The courthouse air in Lower Manhattan always smells like paper cuts and consequences. Somewhere behind a counter, filings stack up like a phone book for the powerful. Outside, most people do not need a case number to recognize the plot: you try to buy a ticket, you get hit with a mystery pile of fees, and you learn that “choice” is often decorative.
Today, that plot gets read aloud in federal court.
Live Nation and Ticketmaster face the U.S. government and states as an antitrust trial begins in Manhattan
Jury selection is set for today in the Justice Department’s antitrust case, joined by a coalition of state attorneys general, seeking to break up Live Nation Entertainment, at minimum by separating Ticketmaster. Opening statements are expected Tuesday. The government’s theory is familiar to anyone who has stared at a checkout screen like it was a slot machine: Live Nation allegedly used dominance in venues and promotion to lock up ticketing, and then used ticketing leverage to keep venues in line.
This is not just a corporate headache. It is a civic test, because the witness orbit is the marketplace itself. Business Insider reported a witness list spanning artists, venue executives, and competitors. That matters because antitrust is supposed to describe how real people live inside a market, not just how lawyers diagram it.

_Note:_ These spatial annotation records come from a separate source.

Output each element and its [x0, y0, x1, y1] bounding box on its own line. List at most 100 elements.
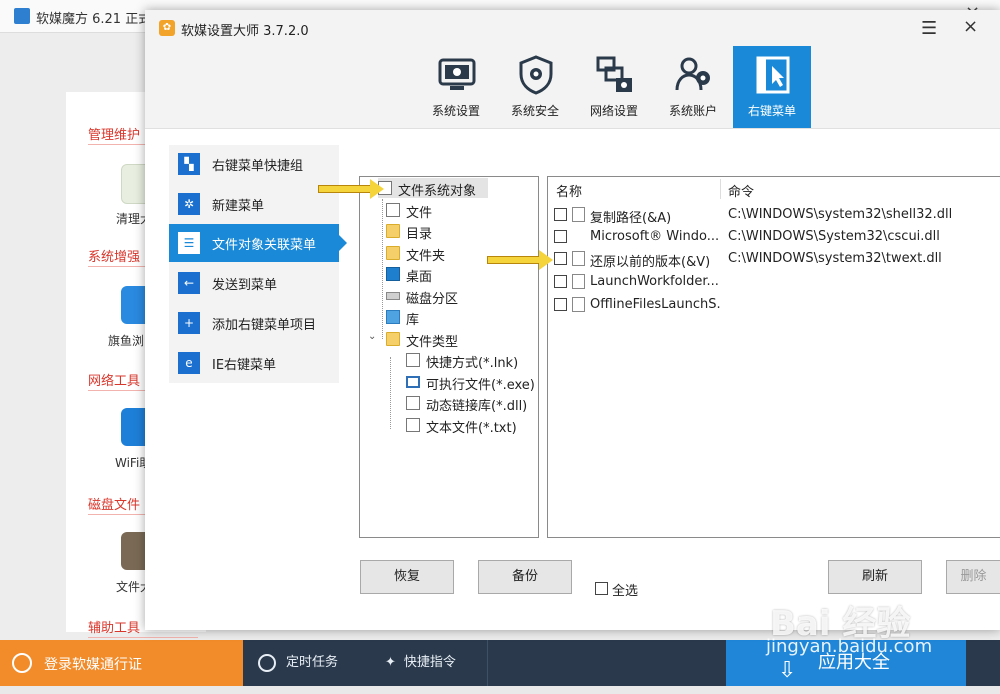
- dll-file-icon: [406, 396, 420, 410]
- table-row[interactable]: Microsoft® Windo... C:\WINDOWS\System32\…: [548, 226, 1000, 248]
- tab-system-security[interactable]: 系统安全: [496, 46, 574, 128]
- clock-icon: [258, 653, 276, 672]
- disk-icon: [386, 292, 400, 300]
- divider: [88, 637, 198, 638]
- file-icon: [572, 251, 585, 266]
- tile-label: 旗鱼浏: [108, 334, 145, 348]
- login-button[interactable]: 登录软媒通行证: [0, 640, 243, 686]
- shortcut-label: 快捷指令: [403, 655, 456, 670]
- tree-node-label: 文件类型: [406, 335, 459, 350]
- arrow-head: [539, 250, 553, 270]
- folder-icon: [386, 224, 400, 238]
- tree-node-label: 文本文件(*.txt): [426, 421, 517, 436]
- table-row[interactable]: LaunchWorkfolder...: [548, 271, 1000, 293]
- row-checkbox[interactable]: [554, 230, 567, 243]
- select-all-label: 全选: [612, 584, 639, 599]
- row-command: C:\WINDOWS\System32\cscui.dll: [728, 229, 940, 244]
- menu-item-list[interactable]: 名称 命令 复制路径(&A) C:\WINDOWS\system32\shell…: [547, 176, 1000, 538]
- tab-context-menu[interactable]: 右键菜单: [733, 46, 811, 128]
- sidebar-item-label: 添加右键菜单项目: [212, 318, 317, 333]
- send-arrow-icon: ←: [178, 272, 200, 294]
- running-man-icon: ✦: [385, 655, 396, 670]
- column-header-command[interactable]: 命令: [728, 181, 754, 200]
- table-row[interactable]: 还原以前的版本(&V) C:\WINDOWS\system32\twext.dl…: [548, 248, 1000, 270]
- sidebar-item-add-menu-item[interactable]: + 添加右键菜单项目: [169, 304, 339, 342]
- row-checkbox[interactable]: [554, 275, 567, 288]
- tree-node-label: 快捷方式(*.lnk): [426, 356, 519, 371]
- window-icon: [406, 376, 420, 388]
- user-icon: [12, 653, 32, 673]
- settings-monitor-icon: [436, 54, 478, 96]
- ie-icon: e: [178, 352, 200, 374]
- shortcut-command-button[interactable]: ✦ 快捷指令: [385, 640, 456, 686]
- column-header-name[interactable]: 名称: [556, 181, 582, 200]
- row-name: OfflineFilesLaunchS...: [590, 297, 720, 312]
- tab-label: 系统安全: [510, 104, 559, 118]
- timer-task-button[interactable]: 定时任务: [258, 640, 338, 686]
- section-title: 网络工具: [88, 374, 141, 389]
- table-row[interactable]: 复制路径(&A) C:\WINDOWS\system32\shell32.dll: [548, 204, 1000, 226]
- sidebar-item-send-to-menu[interactable]: ← 发送到菜单: [169, 264, 339, 302]
- tree-node-label: 动态链接库(*.dll): [426, 399, 528, 414]
- context-menu-sidebar: ▚ 右键菜单快捷组 ✲ 新建菜单 ☰ 文件对象关联菜单 ← 发送到菜单 + 添加…: [169, 145, 347, 383]
- file-icon: [572, 207, 585, 222]
- desktop-icon: [386, 267, 400, 281]
- tree-node-label: 桌面: [406, 270, 433, 285]
- refresh-button[interactable]: 刷新: [828, 560, 922, 594]
- list-icon: ☰: [178, 232, 200, 254]
- main-toolbar: 系统设置 系统安全 网络设置 系统账户 右键菜单: [145, 46, 1000, 129]
- sidebar-item-new-menu[interactable]: ✲ 新建菜单: [169, 185, 339, 223]
- tree-node-label: 文件: [406, 206, 433, 221]
- network-icon: [594, 54, 636, 96]
- row-checkbox[interactable]: [554, 298, 567, 311]
- sidebar-item-label: 发送到菜单: [212, 278, 278, 293]
- tree-node-label: 目录: [406, 227, 433, 242]
- divider: [487, 640, 488, 686]
- file-icon: [572, 297, 585, 312]
- row-command: C:\WINDOWS\system32\twext.dll: [728, 251, 942, 266]
- dialog-titlebar[interactable]: ✿ 软媒设置大师 3.7.2.0 ☰ ×: [145, 10, 1000, 46]
- app-logo-icon: [14, 8, 30, 24]
- menu-icon[interactable]: ☰: [921, 18, 937, 39]
- close-icon[interactable]: ×: [963, 16, 978, 37]
- tab-label: 系统账户: [668, 104, 717, 118]
- tree-node-label: 库: [406, 313, 420, 328]
- tree-node-file-system-objects[interactable]: 文件系统对象: [378, 178, 488, 199]
- new-icon: ✲: [178, 193, 200, 215]
- sidebar-item-label: 新建菜单: [212, 199, 265, 214]
- row-checkbox[interactable]: [554, 208, 567, 221]
- plus-icon: +: [178, 312, 200, 334]
- section-title: 系统增强: [88, 250, 141, 265]
- section-title: 磁盘文件: [88, 498, 141, 513]
- arrow-shaft: [487, 256, 541, 264]
- tab-label: 网络设置: [589, 104, 638, 118]
- backup-button[interactable]: 备份: [478, 560, 572, 594]
- cursor-icon: [752, 54, 794, 96]
- row-checkbox[interactable]: [554, 252, 567, 265]
- library-icon: [386, 310, 400, 324]
- column-separator[interactable]: [720, 179, 721, 199]
- sidebar-item-file-object-menu[interactable]: ☰ 文件对象关联菜单: [169, 224, 347, 262]
- checkbox-box[interactable]: [595, 582, 608, 595]
- gear-logo-icon: ✿: [159, 20, 175, 36]
- sidebar-item-shortcut-group[interactable]: ▚ 右键菜单快捷组: [169, 145, 339, 183]
- table-row[interactable]: OfflineFilesLaunchS...: [548, 294, 1000, 316]
- blank-icon: [572, 229, 585, 244]
- tree-node-label: 文件系统对象: [398, 184, 477, 199]
- chevron-down-icon[interactable]: ⌄: [368, 331, 376, 342]
- row-name: LaunchWorkfolder...: [590, 274, 719, 289]
- tab-system-settings[interactable]: 系统设置: [417, 46, 495, 128]
- delete-button[interactable]: 删除: [946, 560, 1000, 594]
- watermark-url: jingyan.baidu.com: [766, 636, 933, 657]
- tree-node-label: 可执行文件(*.exe): [426, 378, 535, 393]
- restore-button[interactable]: 恢复: [360, 560, 454, 594]
- sidebar-item-ie-menu[interactable]: e IE右键菜单: [169, 344, 339, 382]
- folder-icon: [386, 332, 400, 346]
- tab-network-settings[interactable]: 网络设置: [575, 46, 653, 128]
- file-type-tree[interactable]: 文件系统对象 文件 目录 文件夹 桌面 磁盘分区 库 ⌄ 文件类型 快捷方式(*…: [359, 176, 539, 538]
- shortcut-file-icon: [406, 353, 420, 367]
- tab-system-accounts[interactable]: 系统账户: [654, 46, 732, 128]
- file-icon: [572, 274, 585, 289]
- sidebar-item-label: IE右键菜单: [212, 358, 277, 373]
- grid-icon: ▚: [178, 153, 200, 175]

In the run-up, Live Nation tried to keep the matter from becoming a public, sworn, cross-examined event. It asked the judge to pause the trial while it pursued an interlocutory appeal. That motion came after a brief, then-removed public push to “move on” and settle, reported by Music Business Worldwide. Meanwhile, Judge Arun Subramanian previously narrowed the case but left core claims headed to trial, including allegations tied to ticketing and to tying access to amphitheaters to promotion services, according to a Bloomberg account reprinted by Insurance Journal.

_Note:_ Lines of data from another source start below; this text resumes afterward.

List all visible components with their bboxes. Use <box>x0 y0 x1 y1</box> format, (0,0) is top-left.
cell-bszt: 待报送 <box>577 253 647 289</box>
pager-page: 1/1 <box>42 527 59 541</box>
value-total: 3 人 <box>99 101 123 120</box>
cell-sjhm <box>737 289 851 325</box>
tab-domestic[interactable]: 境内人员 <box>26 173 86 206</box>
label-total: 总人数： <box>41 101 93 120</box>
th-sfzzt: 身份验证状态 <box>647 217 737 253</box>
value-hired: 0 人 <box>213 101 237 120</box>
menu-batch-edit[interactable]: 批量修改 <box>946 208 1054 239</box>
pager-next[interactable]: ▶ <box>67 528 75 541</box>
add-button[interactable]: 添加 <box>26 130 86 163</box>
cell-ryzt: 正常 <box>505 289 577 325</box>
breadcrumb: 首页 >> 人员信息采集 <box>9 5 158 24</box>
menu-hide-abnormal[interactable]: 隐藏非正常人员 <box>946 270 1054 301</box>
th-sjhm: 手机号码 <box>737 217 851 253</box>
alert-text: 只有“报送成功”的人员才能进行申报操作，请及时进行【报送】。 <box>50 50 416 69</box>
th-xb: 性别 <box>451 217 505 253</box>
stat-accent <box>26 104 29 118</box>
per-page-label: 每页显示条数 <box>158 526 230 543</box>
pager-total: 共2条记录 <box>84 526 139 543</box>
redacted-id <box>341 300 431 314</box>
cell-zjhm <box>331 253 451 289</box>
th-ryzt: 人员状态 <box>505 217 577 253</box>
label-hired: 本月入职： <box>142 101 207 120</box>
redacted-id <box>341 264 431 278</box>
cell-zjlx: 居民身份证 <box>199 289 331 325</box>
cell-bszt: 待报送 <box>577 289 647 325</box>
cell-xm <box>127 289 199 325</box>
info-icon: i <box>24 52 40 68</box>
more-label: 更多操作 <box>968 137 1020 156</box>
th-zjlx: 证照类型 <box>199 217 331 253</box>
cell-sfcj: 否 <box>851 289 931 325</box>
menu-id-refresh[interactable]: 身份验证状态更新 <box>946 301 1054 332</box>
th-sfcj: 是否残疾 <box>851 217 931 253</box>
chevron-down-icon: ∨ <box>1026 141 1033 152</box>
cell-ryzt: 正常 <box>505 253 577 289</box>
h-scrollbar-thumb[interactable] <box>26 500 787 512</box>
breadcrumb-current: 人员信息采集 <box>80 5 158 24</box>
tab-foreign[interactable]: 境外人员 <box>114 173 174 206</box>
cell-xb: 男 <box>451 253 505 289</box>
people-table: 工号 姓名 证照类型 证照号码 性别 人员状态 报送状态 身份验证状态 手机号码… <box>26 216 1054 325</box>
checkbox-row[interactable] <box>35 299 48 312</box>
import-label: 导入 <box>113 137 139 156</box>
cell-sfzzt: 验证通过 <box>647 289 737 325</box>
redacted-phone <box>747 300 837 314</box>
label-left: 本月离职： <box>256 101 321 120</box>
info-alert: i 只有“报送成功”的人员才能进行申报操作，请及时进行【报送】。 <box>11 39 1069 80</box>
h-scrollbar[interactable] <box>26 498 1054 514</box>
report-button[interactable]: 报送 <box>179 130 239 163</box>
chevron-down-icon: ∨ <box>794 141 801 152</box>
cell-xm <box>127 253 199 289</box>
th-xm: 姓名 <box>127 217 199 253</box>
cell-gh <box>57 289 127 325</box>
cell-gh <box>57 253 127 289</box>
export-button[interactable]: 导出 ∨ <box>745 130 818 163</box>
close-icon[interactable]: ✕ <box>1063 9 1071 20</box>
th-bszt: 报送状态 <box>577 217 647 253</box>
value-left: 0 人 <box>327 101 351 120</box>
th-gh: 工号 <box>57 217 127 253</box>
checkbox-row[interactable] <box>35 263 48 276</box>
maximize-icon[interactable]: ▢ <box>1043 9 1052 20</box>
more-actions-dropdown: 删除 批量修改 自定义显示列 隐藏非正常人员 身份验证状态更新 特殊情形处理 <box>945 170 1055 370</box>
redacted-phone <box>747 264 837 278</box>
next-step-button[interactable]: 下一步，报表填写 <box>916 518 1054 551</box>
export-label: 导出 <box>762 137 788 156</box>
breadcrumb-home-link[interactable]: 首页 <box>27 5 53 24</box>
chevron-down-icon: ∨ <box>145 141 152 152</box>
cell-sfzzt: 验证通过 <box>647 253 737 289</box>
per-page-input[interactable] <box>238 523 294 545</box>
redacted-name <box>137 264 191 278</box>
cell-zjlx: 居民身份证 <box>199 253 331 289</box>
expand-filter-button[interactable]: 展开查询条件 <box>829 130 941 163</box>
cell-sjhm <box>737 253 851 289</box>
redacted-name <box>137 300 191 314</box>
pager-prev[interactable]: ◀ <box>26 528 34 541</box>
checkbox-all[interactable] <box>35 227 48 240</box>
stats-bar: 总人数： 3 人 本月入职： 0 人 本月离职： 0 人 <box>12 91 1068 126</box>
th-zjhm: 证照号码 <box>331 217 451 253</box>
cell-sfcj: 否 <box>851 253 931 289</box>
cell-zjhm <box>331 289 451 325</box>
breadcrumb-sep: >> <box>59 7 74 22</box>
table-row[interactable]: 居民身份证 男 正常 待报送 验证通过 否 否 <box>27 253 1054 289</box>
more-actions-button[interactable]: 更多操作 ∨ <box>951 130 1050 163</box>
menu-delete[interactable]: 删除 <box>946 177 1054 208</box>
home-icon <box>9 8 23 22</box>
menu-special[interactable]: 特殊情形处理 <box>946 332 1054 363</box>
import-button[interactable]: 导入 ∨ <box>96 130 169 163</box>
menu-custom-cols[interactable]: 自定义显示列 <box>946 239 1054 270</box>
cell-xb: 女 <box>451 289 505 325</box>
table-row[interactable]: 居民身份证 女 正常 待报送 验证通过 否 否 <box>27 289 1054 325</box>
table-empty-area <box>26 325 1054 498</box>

The Paine test: does this expand liberty, or just rearrange the monopoly furniture?
Here is the Paine test in plain English: does the outcome widen real choice, or does it merely staple promises onto the same leverage? California’s attorney general, ahead of trial, described a market where fans pay more and get less, and asked the court to prohibit anticompetitive practices, order divestiture of Ticketmaster, and seek compensation for overcharged fans. Big ask. It should be.
The Orwell check: when monopoly gets rebranded as “the fan experience”

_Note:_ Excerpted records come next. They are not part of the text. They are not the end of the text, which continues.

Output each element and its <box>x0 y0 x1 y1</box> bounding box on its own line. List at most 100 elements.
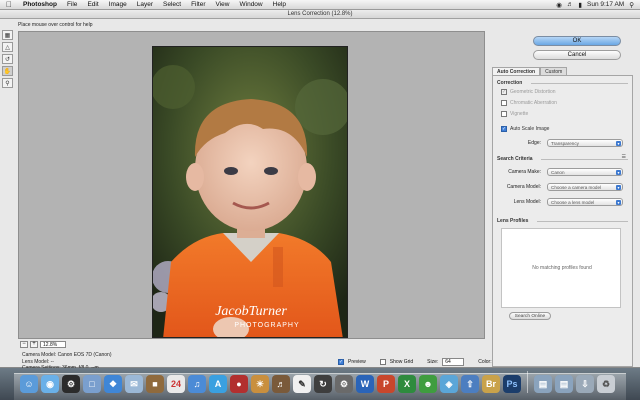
cancel-button[interactable]: Cancel <box>533 50 621 60</box>
menu-layer[interactable]: Layer <box>132 1 158 8</box>
finder-icon[interactable]: ☺ <box>20 375 38 393</box>
wifi-icon[interactable]: ◉ <box>556 1 562 9</box>
menu-file[interactable]: File <box>62 1 82 8</box>
address-book-icon[interactable]: ■ <box>146 375 164 393</box>
geometric-distortion-option: ✓ Geometric Distortion <box>501 89 556 95</box>
menu-window[interactable]: Window <box>235 1 268 8</box>
menu-edit[interactable]: Edit <box>82 1 103 8</box>
show-grid-label: Show Grid <box>389 359 414 365</box>
chevron-down-icon: ▾ <box>616 170 621 175</box>
edge-label: Edge: <box>527 140 541 146</box>
volume-icon[interactable]: ♬ <box>567 1 574 8</box>
dock: ☺ ◉ ⚙ □ ❖ ✉ ■ 24 ♫ A ● ☀ ♬ ✎ ↻ ⚙ W P X ☻… <box>0 368 640 400</box>
messenger-icon[interactable]: ☻ <box>419 375 437 393</box>
zoom-tool-icon[interactable]: ⚲ <box>2 78 13 88</box>
auto-scale-option: ✓ Auto Scale Image <box>501 126 549 132</box>
safari-icon[interactable]: ❖ <box>104 375 122 393</box>
apple-menu-icon[interactable]:  <box>0 0 18 9</box>
preview-options: ✓ Preview Show Grid Size: 64 Color: <box>338 358 510 366</box>
trash-icon[interactable]: ♻ <box>597 375 615 393</box>
zoom-level-field[interactable]: 12.8% <box>40 341 66 348</box>
camera-make-select[interactable]: Canon ▾ <box>547 168 623 176</box>
edge-select[interactable]: Transparency ▾ <box>547 139 623 147</box>
mail-icon[interactable]: ✉ <box>125 375 143 393</box>
section-divider <box>537 221 628 222</box>
word-icon[interactable]: W <box>356 375 374 393</box>
tab-custom[interactable]: Custom <box>540 67 568 75</box>
vignette-label: Vignette <box>510 111 529 117</box>
vignette-checkbox[interactable] <box>501 111 507 117</box>
zoom-out-button[interactable]: − <box>20 341 28 348</box>
bridge-icon[interactable]: Br <box>482 375 500 393</box>
applications-folder-icon[interactable]: ▤ <box>534 375 552 393</box>
tab-auto-correction[interactable]: Auto Correction <box>492 67 541 75</box>
chevron-down-icon: ▾ <box>616 200 621 205</box>
help-hint: Place mouse over control for help <box>18 22 93 28</box>
spotlight-icon[interactable]: ⚲ <box>629 1 634 9</box>
preview-label: Preview <box>348 359 366 365</box>
panel-body: Correction ✓ Geometric Distortion Chroma… <box>492 75 633 367</box>
app-store-icon[interactable]: A <box>209 375 227 393</box>
edge-select-value: Transparency <box>551 141 579 146</box>
dashboard-icon[interactable]: ◉ <box>41 375 59 393</box>
photo-booth-icon[interactable]: ● <box>230 375 248 393</box>
menu-image[interactable]: Image <box>104 1 132 8</box>
auto-scale-label: Auto Scale Image <box>510 126 550 132</box>
photoshop-icon[interactable]: Ps <box>503 375 521 393</box>
panel-tabs: Auto Correction Custom <box>492 67 633 75</box>
remove-distortion-tool-icon[interactable]: ▦ <box>2 30 13 40</box>
zoom-in-button[interactable]: + <box>30 341 38 348</box>
system-preferences-icon[interactable]: ⚙ <box>335 375 353 393</box>
documents-folder-icon[interactable]: ▤ <box>555 375 573 393</box>
geometric-distortion-checkbox[interactable]: ✓ <box>501 89 507 95</box>
menu-help[interactable]: Help <box>268 1 291 8</box>
clock[interactable]: Sun 9:17 AM <box>587 1 624 8</box>
lens-correction-dialog: Lens Correction (12.8%) Place mouse over… <box>0 10 640 371</box>
menu-select[interactable]: Select <box>158 1 186 8</box>
no-profiles-message: No matching profiles found <box>532 265 592 271</box>
powerpoint-icon[interactable]: P <box>377 375 395 393</box>
time-machine-icon[interactable]: ↻ <box>314 375 332 393</box>
camera-make-label: Camera Make: <box>508 169 541 175</box>
lens-model-select[interactable]: Choose a lens model ▾ <box>547 198 623 206</box>
camera-model-value: Choose a camera model <box>551 185 602 190</box>
watermark-sub: PHOTOGRAPHY <box>234 322 299 329</box>
calendar-icon[interactable]: 24 <box>167 375 185 393</box>
grid-size-field[interactable]: 64 <box>442 358 465 366</box>
tool-palette: ▦ △ ↺ ✋ ⚲ <box>2 30 14 90</box>
straighten-tool-icon[interactable]: △ <box>2 42 13 52</box>
chevron-down-icon: ▾ <box>616 185 621 190</box>
textedit-icon[interactable]: ✎ <box>293 375 311 393</box>
ok-button[interactable]: OK <box>533 36 621 46</box>
battery-icon[interactable]: ▮ <box>578 1 582 9</box>
preview-checkbox[interactable]: ✓ <box>338 359 344 365</box>
downloads-stack-icon[interactable]: ⇩ <box>576 375 594 393</box>
hand-tool-icon[interactable]: ✋ <box>2 66 13 76</box>
chromatic-aberration-checkbox[interactable] <box>501 100 507 106</box>
search-criteria-title: Search Criteria <box>497 156 533 162</box>
camera-make-value: Canon <box>551 170 565 175</box>
garageband-icon[interactable]: ♬ <box>272 375 290 393</box>
auto-scale-checkbox[interactable]: ✓ <box>501 126 507 132</box>
lens-model-label: Lens Model: <box>513 199 541 205</box>
preview-app-icon[interactable]: □ <box>83 375 101 393</box>
color-label: Color: <box>478 359 492 365</box>
move-grid-tool-icon[interactable]: ↺ <box>2 54 13 64</box>
menu-view[interactable]: View <box>211 1 235 8</box>
dialog-title: Lens Correction (12.8%) <box>0 10 640 19</box>
menu-photoshop[interactable]: Photoshop <box>18 1 62 8</box>
mission-control-icon[interactable]: ⚙ <box>62 375 80 393</box>
network-icon[interactable]: ◈ <box>440 375 458 393</box>
iphoto-icon[interactable]: ☀ <box>251 375 269 393</box>
itunes-icon[interactable]: ♫ <box>188 375 206 393</box>
show-grid-checkbox[interactable] <box>379 359 386 365</box>
upload-app-icon[interactable]: ⇧ <box>461 375 479 393</box>
excel-icon[interactable]: X <box>398 375 416 393</box>
search-online-button[interactable]: Search Online <box>509 312 551 320</box>
dock-icons: ☺ ◉ ⚙ □ ❖ ✉ ■ 24 ♫ A ● ☀ ♬ ✎ ↻ ⚙ W P X ☻… <box>20 369 615 393</box>
menu-filter[interactable]: Filter <box>186 1 210 8</box>
lens-profiles-list[interactable]: No matching profiles found <box>501 228 621 308</box>
preview-canvas[interactable]: JacobTurner PHOTOGRAPHY <box>18 31 485 339</box>
menu-flyout-icon[interactable]: ☰ <box>622 154 626 160</box>
camera-model-select[interactable]: Choose a camera model ▾ <box>547 183 623 191</box>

Orwell warned us about soft words doing hard work. Listen for euphemism. One side will talk about efficiency and seamless experience. The other will talk about coercion and foreclosure. My Orwell check is simple: when lock-in becomes “partnership,” are we hearing economics, or branding?
We have seen this movie. The Live Nation and Ticketmaster merger was approved in 2010 under a Justice Department settlement with conditions. If we are now in a breakup trial, either the guardrails were not sturdy, not enforced, or not built for a company that could treat “temporary” limits like a speed bump.
The liberty ledger and the tradeoff
Run the liberty ledger: who gains freedom, who loses it? If the government proves its case, the beneficiaries include fans, artists, local venues, and would-be rivals. The narrow losers are those who benefited from market power. The broader loser is the comforting myth that concentrated power can always be fixed with a handshake.
And the tradeoff is this: do we want a drawn-out, public trial that builds a record, or a faster settlement with less sunlight? If it settles, guardrails should be written to survive a midnight committee meeting: meaningful limits on exclusivity where it forecloses competition, fee disclosure early in the purchase flow, and monitoring with real teeth. Paperwork never scared a monopolist. Losing leverage does.
After all, if you cannot choose who sells you a ticket, how free is the marketplace we keep singing hymns about?